紫外線カメラでキカラスウリの黄葉を写真に撮ったら、キタキチョウ♀と似て見えるかどうか、誰か調べてみませんか?

 

2023/04/07

夜の雑木林で斜面を歩くザトウムシをコウモリが襲う?【トレイルカメラ:暗視映像】

 



2022年10月上旬・午前4:13 

雑木林の山腹を自動撮影カメラで監視しています。 
冒頭シーンは明るい昼間に撮った現場の状況です。 
画面の右上隅が泥汚れの付いたカラマツの根元になっています。 

深夜に何かが高速で横切りました。 
1/3倍速のスローモーションでリプレイしてみると、どうやらコウモリが低く飛来したようです。 
その直前に謎の虫が左の斜面を登っていて、そのすぐ上を掠めるように一瞬遅れてコウモリが飛びました。 
狩りを試みて失敗したのかな? 

後半は斜面を徘徊するザトウムシの一種が写っていました。 
赤い丸で囲んだ位置に注目してください。(@0:29〜) 
細長い歩脚でヒョコヒョコと林床を歩いています。 
ザトウムシは変温動物ですから、本来ならトレイルカメラの前を横切っても起動しないはずです。 
たまたま恒温動物のコウモリが飛来した直後なので、ザトウムシの活動がついでに記録されていました。 
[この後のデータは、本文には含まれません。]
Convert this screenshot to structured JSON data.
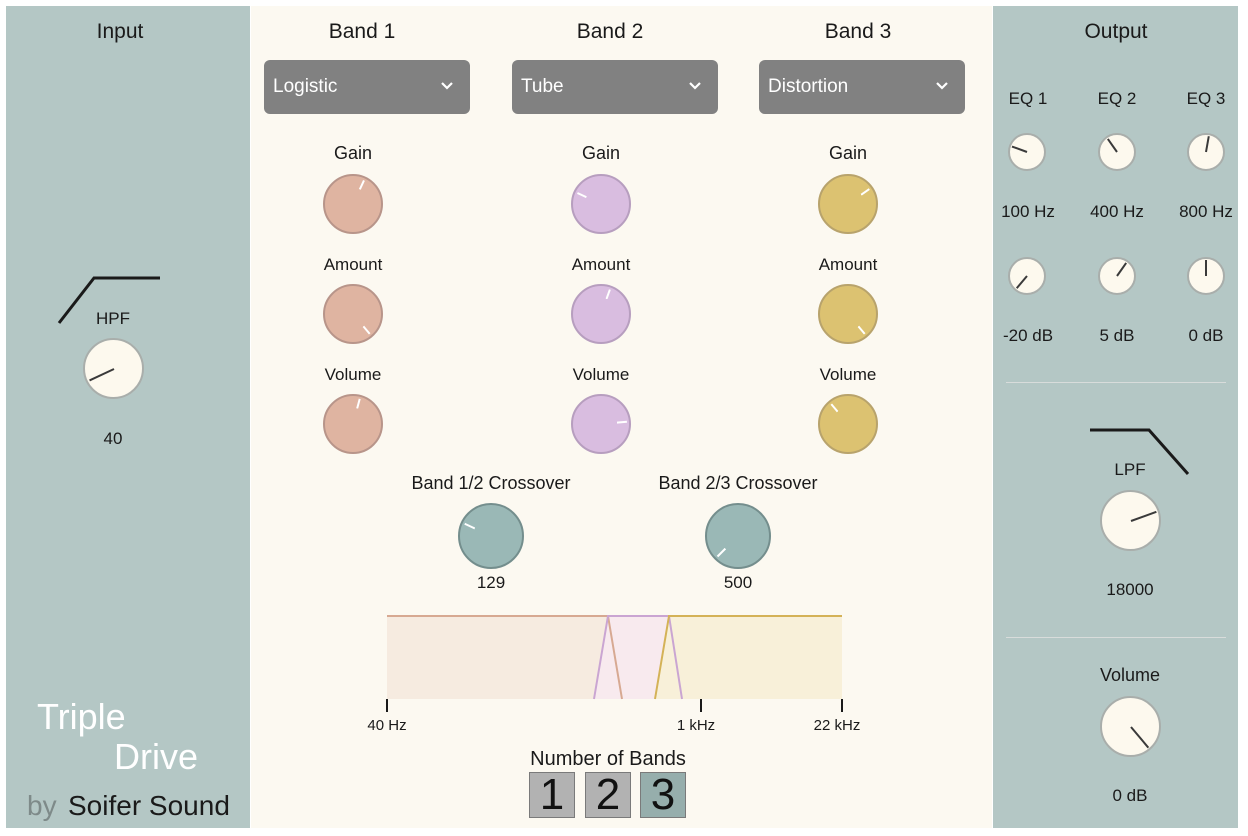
{
  "input": {
    "title": "Input",
    "hpf_label": "HPF",
    "hpf_value": "40"
  },
  "branding": {
    "line1": "Triple",
    "line2": "Drive",
    "by": "by",
    "company": "Soifer Sound"
  },
  "bands": [
    {
      "title": "Band 1",
      "mode": "Logistic",
      "gain_label": "Gain",
      "amount_label": "Amount",
      "volume_label": "Volume",
      "color": "#dfb4a1"
    },
    {
      "title": "Band 2",
      "mode": "Tube",
      "gain_label": "Gain",
      "amount_label": "Amount",
      "volume_label": "Volume",
      "color": "#d9bde0"
    },
    {
      "title": "Band 3",
      "mode": "Distortion",
      "gain_label": "Gain",
      "amount_label": "Amount",
      "volume_label": "Volume",
      "color": "#dcc271"
    }
  ],
  "crossovers": [
    {
      "label": "Band 1/2 Crossover",
      "value": "129"
    },
    {
      "label": "Band 2/3 Crossover",
      "value": "500"
    }
  ],
  "spectrum": {
    "tick_labels": [
      "40 Hz",
      "1 kHz",
      "22 kHz"
    ]
  },
  "band_selector": {
    "title": "Number of Bands",
    "options": [
      "1",
      "2",
      "3"
    ],
    "selected": "3"
  },
  "output": {
    "title": "Output",
    "eq": [
      {
        "label": "EQ 1",
        "freq": "100 Hz",
        "gain": "-20 dB"
      },
      {
        "label": "EQ 2",
        "freq": "400 Hz",
        "gain": "5 dB"
      },
      {
        "label": "EQ 3",
        "freq": "800 Hz",
        "gain": "0 dB"
      }
    ],
    "lpf_label": "LPF",
    "lpf_value": "18000",
    "volume_label": "Volume",
    "volume_value": "0 dB"
  },
  "colors": {
    "side_panel": "#b4c7c5",
    "main_panel": "#fcf9f1",
    "band1": "#dfb4a1",
    "band2": "#d9bde0",
    "band3": "#dcc271",
    "crossover": "#9ab8b6",
    "dropdown": "#818181"
  }
}
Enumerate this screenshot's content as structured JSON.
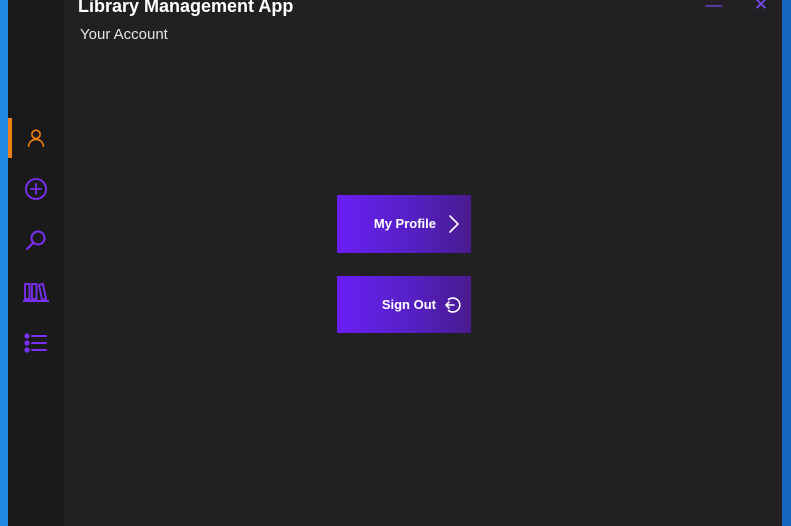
{
  "app": {
    "title": "Library Management App",
    "subtitle": "Your Account",
    "window_controls": {
      "minimize": "—",
      "close": "✕"
    }
  },
  "sidebar": {
    "active_item": "account",
    "items": [
      {
        "id": "account",
        "icon": "user-icon"
      },
      {
        "id": "add",
        "icon": "add-circle-icon"
      },
      {
        "id": "search",
        "icon": "search-icon"
      },
      {
        "id": "books",
        "icon": "books-icon"
      },
      {
        "id": "list",
        "icon": "list-icon"
      }
    ]
  },
  "actions": {
    "my_profile_label": "My Profile",
    "my_profile_icon": "chevron-right-icon",
    "sign_out_label": "Sign Out",
    "sign_out_icon": "sign-out-icon"
  },
  "colors": {
    "accent_purple": "#7b2ff7",
    "active_orange": "#f07f16",
    "background": "#222022",
    "sidebar": "#1a1a1a"
  }
}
コウモリがザトウムシを狩る決定的瞬間がいつか撮れないかな〜?と密かに期待しているのですけど、コウモリの超音波でザトウムシのような特殊な体型の虫を探知して狩ることができるのでしょうか?

トレイルカメラで撮影するようになって分かったことは、山林のどこに設置してもザトウムシが結構頻繁に写るということです。 
その一方でクモ類は、造網性クモしか写ったことがありません。 
夜の林床は徘徊性クモではなくザトウムシの天下なのでしょうか。 
考えてみると徘徊性クモは視覚に頼って獲物を狩るので、完全な昼行性なのでしょう。
ザトウムシの飼育も一度はやってみたいと思いつつ、余力がなくて先延ばしになっています。
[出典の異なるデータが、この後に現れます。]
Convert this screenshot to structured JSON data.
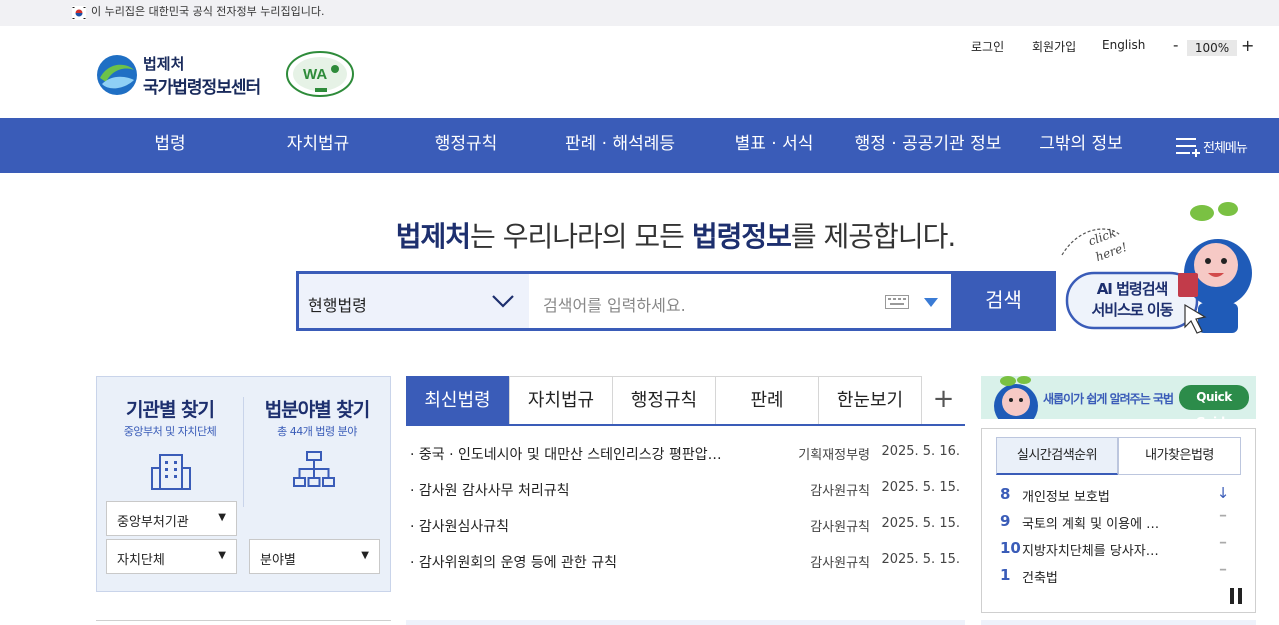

※ 動画編集時に自動色調補正を施して明るく加工しています。 

2023/03/22

カラマツの下の林床を夜な夜な歩き回るザトウムシ【トレイルカメラ:暗視映像】

 

2022年9月下旬 

里山の雑木林の斜面で泥汚れのついたカラマツを監視カメラで見張っていると、ときどきザトウムシの一種が写ります。 
ザトウムシは変温動物ですから、本来はトレイルカメラが反応しないはずです。 
おそらく、野ネズミなどの恒温動物が横切ったついでに記録されたのでしょう。 
フィールドのあちこちにトレイルカメラを設置してみて気づくのは、ザトウムシはどこにでも出没するということです。 


シーン0:9/19・午後14:18 
明るい昼間に撮った現場の状況です。(参考映像) 
強く湾曲した根元の幹に泥汚れが付いています。(イノシシの仕業?) 


シーン1:9/22・午後21:26・小雨?  (@0:04〜)
画面の赤丸に注目してください。 
カラマツの木を回り込むように、雑木林の斜面をザトウムシが降りてきました。 
極細の長い歩脚でヒョコヒョコと歩行します。 


シーン2:9/24・午後19:36・晴れ (@0:35〜) 
2日後の晩には、逆に画面下から斜面を登りかけたものの、カラマツの根元まで来るとなぜか再び下りました。 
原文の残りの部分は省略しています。